Toilettes

Vespasiennes : petit coin, gros tabous

A l’occasion de la journée mondiale des toilettes, une exposition accompagnée d’un livre, consacrée aux urinoirs publics créés au XIXe siècle et longtemps lieux de rencontres homosexuelles, s’ouvre à Paris.
par Emmanuèle Peyret
publié le 18 novembre 2019 à 19h16

Aura-t-on le fin mot de l'histoire quant à l'authenticité ou pas de la pratique des «soupeurs» qui, du temps des pissotières, prisaient (et prisent sans doute encore dans les toilettes publiques ou ailleurs) le pain trempé dans l'urine ? La lecture du formidable livre de Marc Martin, qui sort fort à propos en cette journée mondiale des toilettes, et la visite de l'exposition qui en découle (1), nous le diront sans nul doute. Les Tasses, comme l'argot des XIXe et XXe siècles nommaient les pissotières, est une érudite encyclopédie en mots, photos, témoignages, souvenirs aussi, de cet artiste, photographe et vidéaste qui s'attarde depuis une dizaine d'années sur les sujets de l'ombre et les pratiques sexuelles en marge : «Les interstices m'ont toujours attiré, les fantômes et fantasmes urbains aussi. Le caractère anomique de la vespasienne, générant sur les trottoirs du grabuge inopiné, avait tout pour me plaire. Tant de rencontres à l'encontre de la norme se sont jouées dans ces lieux publics mais cachés, avec des odeurs fortes, une lumière glauque, le carrelage souillé» qui en font l'identité, nous explique-t-il.

Sur le boulevard du Temple, à Paris, vers 1910.

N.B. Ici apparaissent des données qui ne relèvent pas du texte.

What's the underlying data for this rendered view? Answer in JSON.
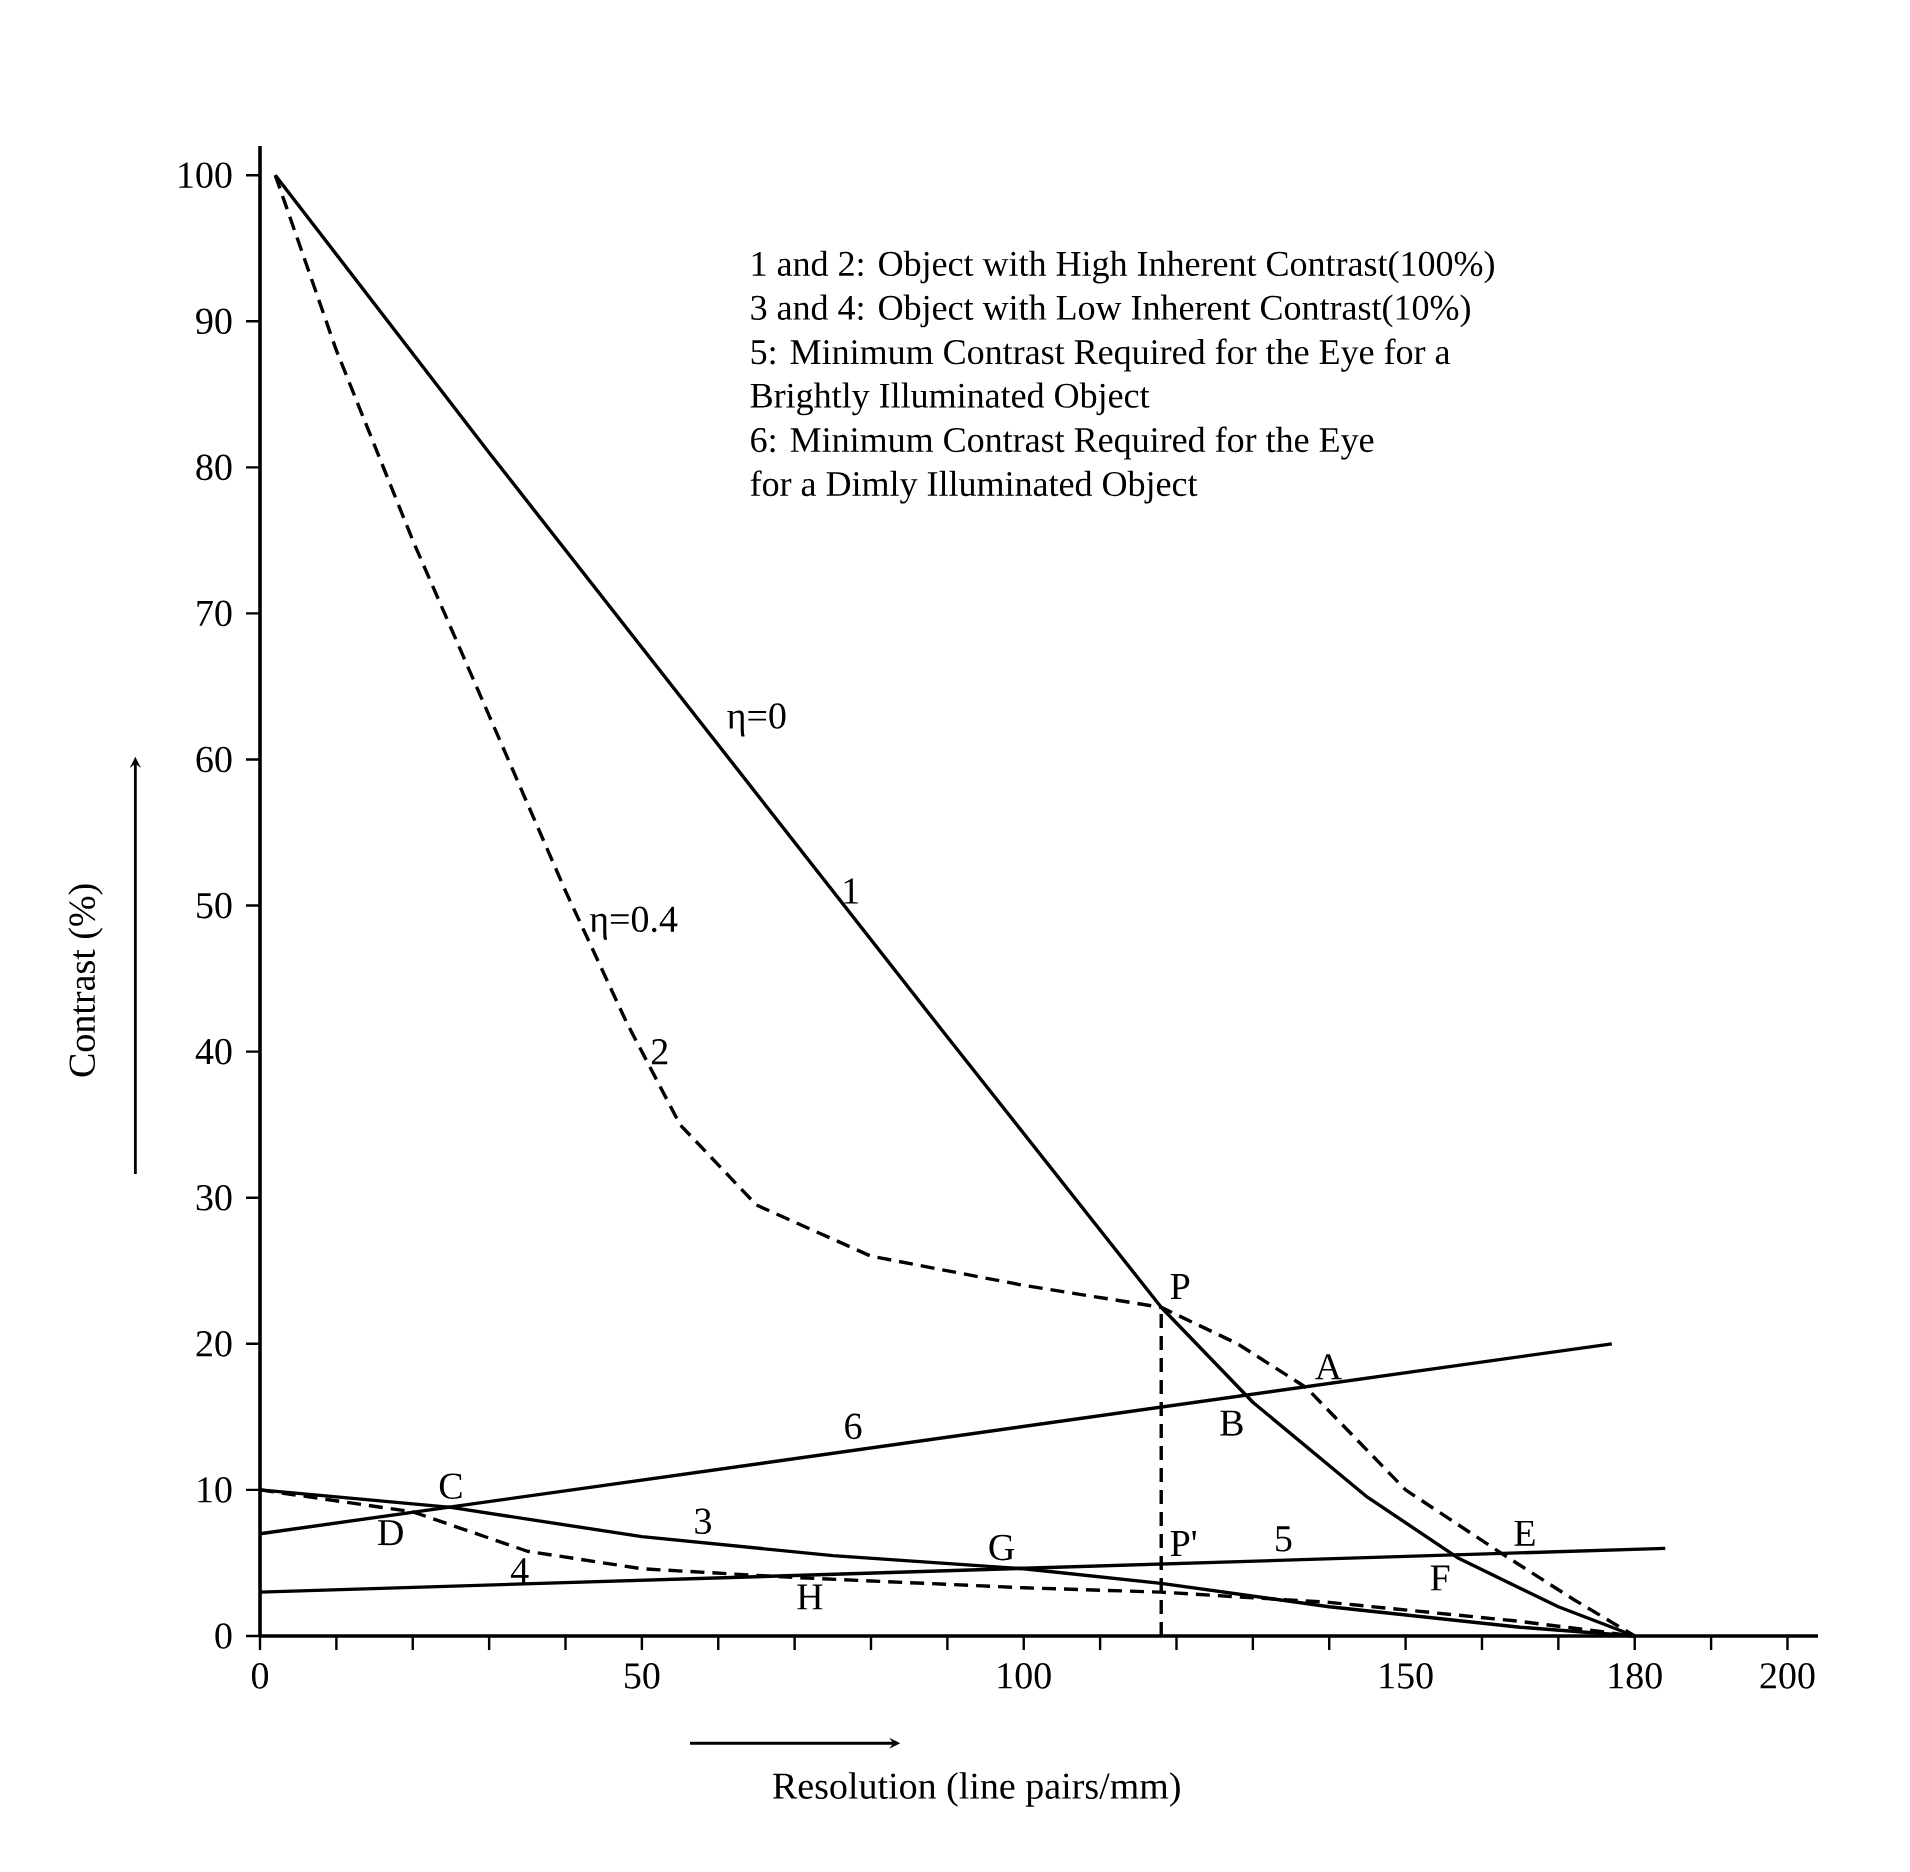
{
  "chart_data": {
    "type": "line",
    "xlabel": "Resolution (line pairs/mm)",
    "ylabel": "Contrast (%)",
    "xlim": [
      0,
      204
    ],
    "ylim": [
      0,
      102
    ],
    "xticks": [
      0,
      {
        "value": 10,
        "label": null
      },
      {
        "value": 20,
        "label": null
      },
      {
        "value": 30,
        "label": null
      },
      {
        "value": 40,
        "label": null
      },
      50,
      {
        "value": 60,
        "label": null
      },
      {
        "value": 70,
        "label": null
      },
      {
        "value": 80,
        "label": null
      },
      {
        "value": 90,
        "label": null
      },
      100,
      {
        "value": 110,
        "label": null
      },
      {
        "value": 120,
        "label": null
      },
      {
        "value": 130,
        "label": null
      },
      {
        "value": 140,
        "label": null
      },
      150,
      {
        "value": 160,
        "label": null
      },
      {
        "value": 170,
        "label": null
      },
      180,
      {
        "value": 190,
        "label": null
      },
      200
    ],
    "yticks": [
      0,
      10,
      20,
      30,
      40,
      50,
      60,
      70,
      80,
      90,
      100
    ],
    "series": [
      {
        "color": "#000000",
        "line_style": "solid",
        "x": [
          2,
          30,
          60,
          90,
          118,
          130,
          145,
          157,
          170,
          180
        ],
        "values": [
          100,
          81,
          61,
          41,
          22.5,
          16,
          9.5,
          5.3,
          2,
          0
        ]
      },
      {
        "color": "#000000",
        "line_style": "dashed",
        "x": [
          2,
          10,
          20,
          30,
          40,
          48,
          55,
          65,
          80,
          100,
          118,
          128,
          137,
          150,
          163,
          172,
          180
        ],
        "values": [
          100,
          88,
          75,
          63,
          51,
          42,
          35,
          29.5,
          26,
          24,
          22.5,
          20,
          17,
          10,
          5.5,
          2.5,
          0
        ]
      },
      {
        "color": "#000000",
        "line_style": "solid",
        "x": [
          0,
          25,
          50,
          75,
          100,
          118,
          140,
          165,
          180
        ],
        "values": [
          10,
          8.8,
          6.8,
          5.5,
          4.6,
          3.6,
          2,
          0.6,
          0
        ]
      },
      {
        "color": "#000000",
        "line_style": "dashed",
        "x": [
          0,
          20,
          35,
          50,
          70,
          100,
          118,
          140,
          165,
          180
        ],
        "values": [
          10,
          8.5,
          5.8,
          4.6,
          4,
          3.3,
          3,
          2.3,
          1,
          0
        ]
      },
      {
        "color": "#000000",
        "line_style": "solid",
        "x": [
          0,
          184
        ],
        "values": [
          3,
          6
        ]
      },
      {
        "color": "#000000",
        "line_style": "solid",
        "x": [
          0,
          177
        ],
        "values": [
          7,
          20
        ]
      },
      {
        "color": "#000000",
        "line_style": "dashed",
        "x": [
          118,
          118
        ],
        "values": [
          0,
          22.5
        ]
      }
    ],
    "annotations": [
      "1 and 2: Object with High Inherent Contrast(100%)",
      "3 and 4: Object with Low Inherent Contrast(10%)",
      "5: Minimum Contrast Required for the Eye for a",
      "Brightly Illuminated Object",
      "6: Minimum Contrast Required for the Eye",
      "for a Dimly Illuminated Object",
      {
        "text": "P",
        "x": 118,
        "y": 22.5
      },
      {
        "text": "A",
        "x": 137,
        "y": 17
      },
      {
        "text": "B",
        "x": 130,
        "y": 16
      },
      {
        "text": "C",
        "x": 25,
        "y": 8.8
      },
      {
        "text": "D",
        "x": 20,
        "y": 8.5
      },
      {
        "text": "E",
        "x": 163,
        "y": 5.6
      },
      {
        "text": "F",
        "x": 157,
        "y": 5.4
      },
      {
        "text": "G",
        "x": 100,
        "y": 4.6
      },
      {
        "text": "H",
        "x": 72,
        "y": 4.1
      },
      {
        "text": "P'",
        "x": 118,
        "y": 4.9
      },
      {
        "text": "η=0",
        "x": 60,
        "y": 61
      },
      {
        "text": "1",
        "x": 75,
        "y": 51
      },
      {
        "text": "η=0.4",
        "x": 42,
        "y": 48.8
      },
      {
        "text": "2",
        "x": 50,
        "y": 40
      },
      {
        "text": "3",
        "x": 58,
        "y": 6.4
      },
      {
        "text": "4",
        "x": 34,
        "y": 5.9
      },
      {
        "text": "5",
        "x": 134,
        "y": 5.2
      },
      {
        "text": "6",
        "x": 80,
        "y": 12.9
      }
    ]
  }
}
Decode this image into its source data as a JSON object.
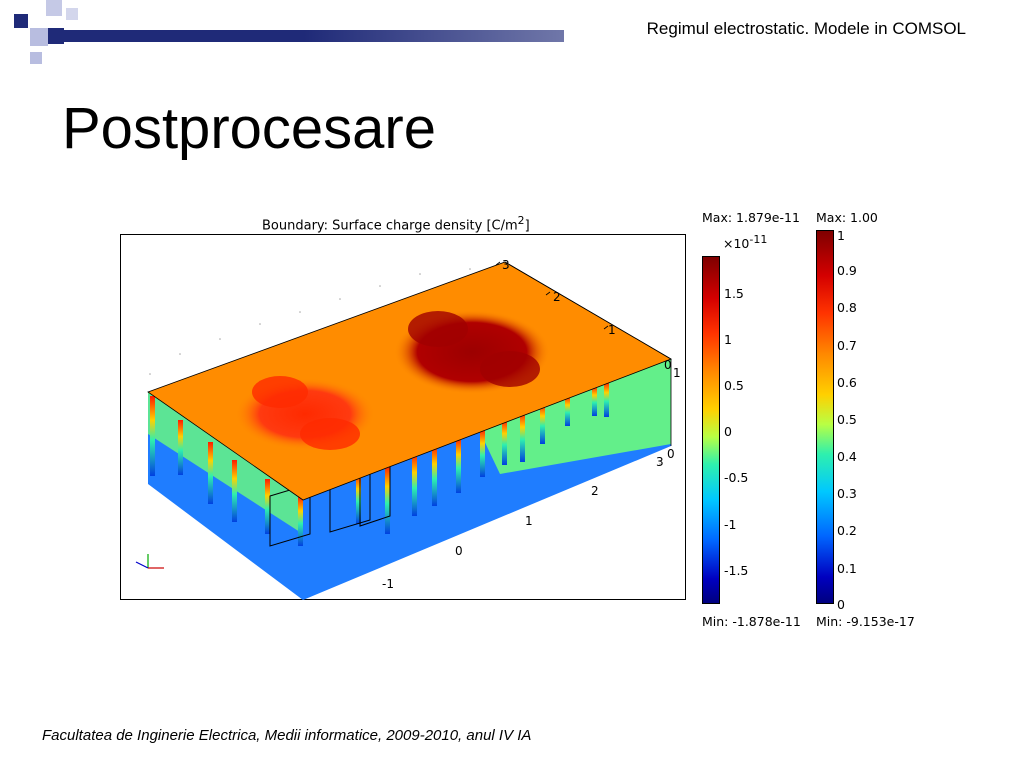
{
  "header": {
    "text": "Regimul electrostatic. Modele in COMSOL"
  },
  "slide": {
    "title": "Postprocesare"
  },
  "footer": {
    "text": "Facultatea de Inginerie Electrica, Medii informatice, 2009-2010, anul IV IA"
  },
  "plot": {
    "title": "Boundary: Surface charge density [C/m",
    "title_sup": "2",
    "title_end": "]",
    "axis_ticks": {
      "y_right": [
        "3",
        "2",
        "1",
        "0"
      ],
      "z_right": [
        "1",
        "0"
      ],
      "x_front": [
        "3",
        "2",
        "1",
        "0",
        "-1"
      ]
    }
  },
  "colorbar_left": {
    "max_label": "Max: 1.879e-11",
    "min_label": "Min: -1.878e-11",
    "exponent_base": "×10",
    "exponent_power": "-11",
    "ticks": [
      "1.5",
      "1",
      "0.5",
      "0",
      "-0.5",
      "-1",
      "-1.5"
    ]
  },
  "colorbar_right": {
    "max_label": "Max: 1.00",
    "min_label": "Min: -9.153e-17",
    "ticks": [
      "1",
      "0.9",
      "0.8",
      "0.7",
      "0.6",
      "0.5",
      "0.4",
      "0.3",
      "0.2",
      "0.1",
      "0"
    ]
  },
  "colors": {
    "deco_dark": "#1f2a78",
    "deco_light": "#b8bde0",
    "top_face": "#ff8c00",
    "side_blue": "#1f7dff",
    "side_green": "#63ef8a"
  }
}
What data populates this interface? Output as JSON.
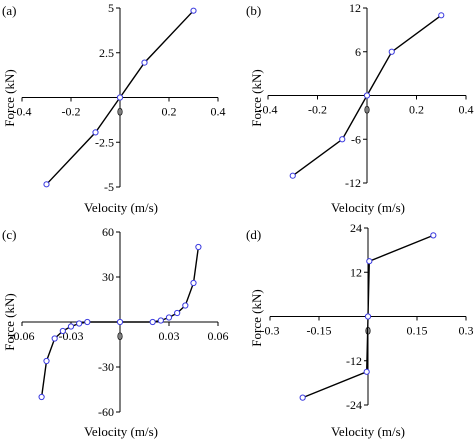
{
  "figure": {
    "panels": [
      {
        "label": "(a)",
        "xlabel": "Velocity (m/s)",
        "ylabel": "Force (kN)"
      },
      {
        "label": "(b)",
        "xlabel": "Velocity (m/s)",
        "ylabel": "Force (kN)"
      },
      {
        "label": "(c)",
        "xlabel": "Velocity (m/s)",
        "ylabel": "Force (kN)"
      },
      {
        "label": "(d)",
        "xlabel": "Velocity (m/s)",
        "ylabel": "Force (kN)"
      }
    ]
  },
  "chart_data": [
    {
      "type": "line",
      "panel": "(a)",
      "title": "",
      "xlabel": "Velocity (m/s)",
      "ylabel": "Force (kN)",
      "xlim": [
        -0.4,
        0.4
      ],
      "ylim": [
        -5,
        5
      ],
      "xticks": [
        -0.4,
        -0.2,
        0,
        0.2,
        0.4
      ],
      "xtick_labels": [
        "-0.4",
        "-0.2",
        "0",
        "0.2",
        "0.4"
      ],
      "yticks": [
        -5,
        -2.5,
        0,
        2.5,
        5
      ],
      "ytick_labels": [
        "-5",
        "-2.5",
        "0",
        "2.5",
        "5"
      ],
      "series": [
        {
          "x": [
            -0.3,
            -0.1,
            0,
            0.1,
            0.3
          ],
          "y": [
            -4.85,
            -1.95,
            0,
            1.95,
            4.85
          ]
        }
      ],
      "grid": false,
      "marker_color": "#3a3adf",
      "line_color": "#000000"
    },
    {
      "type": "line",
      "panel": "(b)",
      "title": "",
      "xlabel": "Velocity (m/s)",
      "ylabel": "Force (kN)",
      "xlim": [
        -0.4,
        0.4
      ],
      "ylim": [
        -12,
        12
      ],
      "xticks": [
        -0.4,
        -0.2,
        0,
        0.2,
        0.4
      ],
      "xtick_labels": [
        "-0.4",
        "-0.2",
        "0",
        "0.2",
        "0.4"
      ],
      "yticks": [
        -12,
        -6,
        0,
        6,
        12
      ],
      "ytick_labels": [
        "-12",
        "-6",
        "0",
        "6",
        "12"
      ],
      "series": [
        {
          "x": [
            -0.3,
            -0.1,
            0,
            0.1,
            0.3
          ],
          "y": [
            -11,
            -6,
            0,
            6,
            11
          ]
        }
      ],
      "grid": false,
      "marker_color": "#3a3adf",
      "line_color": "#000000"
    },
    {
      "type": "line",
      "panel": "(c)",
      "title": "",
      "xlabel": "Velocity (m/s)",
      "ylabel": "Force (kN)",
      "xlim": [
        -0.06,
        0.06
      ],
      "ylim": [
        -60,
        60
      ],
      "xticks": [
        -0.06,
        -0.03,
        0,
        0.03,
        0.06
      ],
      "xtick_labels": [
        "-0.06",
        "-0.03",
        "0",
        "0.03",
        "0.06"
      ],
      "yticks": [
        -60,
        -30,
        0,
        30,
        60
      ],
      "ytick_labels": [
        "-60",
        "-30",
        "0",
        "30",
        "60"
      ],
      "series": [
        {
          "x": [
            -0.048,
            -0.045,
            -0.04,
            -0.035,
            -0.03,
            -0.025,
            -0.02,
            0,
            0.02,
            0.025,
            0.03,
            0.035,
            0.04,
            0.045,
            0.048
          ],
          "y": [
            -50,
            -26,
            -11,
            -6,
            -3,
            -1,
            0,
            0,
            0,
            1,
            3,
            6,
            11,
            26,
            50
          ]
        }
      ],
      "grid": false,
      "marker_color": "#3a3adf",
      "line_color": "#000000"
    },
    {
      "type": "line",
      "panel": "(d)",
      "title": "",
      "xlabel": "Velocity (m/s)",
      "ylabel": "Force (kN)",
      "xlim": [
        -0.3,
        0.3
      ],
      "ylim": [
        -24,
        24
      ],
      "xticks": [
        -0.3,
        -0.15,
        0,
        0.15,
        0.3
      ],
      "xtick_labels": [
        "-0.3",
        "-0.15",
        "0",
        "0.15",
        "0.3"
      ],
      "yticks": [
        -24,
        -12,
        0,
        12,
        24
      ],
      "ytick_labels": [
        "-24",
        "-12",
        "0",
        "12",
        "24"
      ],
      "series": [
        {
          "x": [
            -0.2,
            -0.004,
            0,
            0.004,
            0.2
          ],
          "y": [
            -22,
            -15,
            0,
            15,
            22
          ]
        }
      ],
      "grid": false,
      "marker_color": "#3a3adf",
      "line_color": "#000000"
    }
  ]
}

Photo collection Marc Martin

La «tasse» (vraisemblablement à cause de sa forme de théière), ou l'édicule, s'appelle en vrai «vespasienne», terme officiel adopté par le comte de Rambuteau, préfet de la Seine au milieu de ce XIXe siècle ultrahygiéniste, pour désigner cet urinoir public des années 1830 destiné aux hommes, en référence à l'empereur romain Vespasien, qui imposa une taxe sur l'urine. La tôle couleur vert bouteille et le filet d'eau ruisselant sur l'ardoise inscrivent les urinoirs publics (au même titre que les fontaines) dans une perspective urbaine et végétale chère à Napoléon III…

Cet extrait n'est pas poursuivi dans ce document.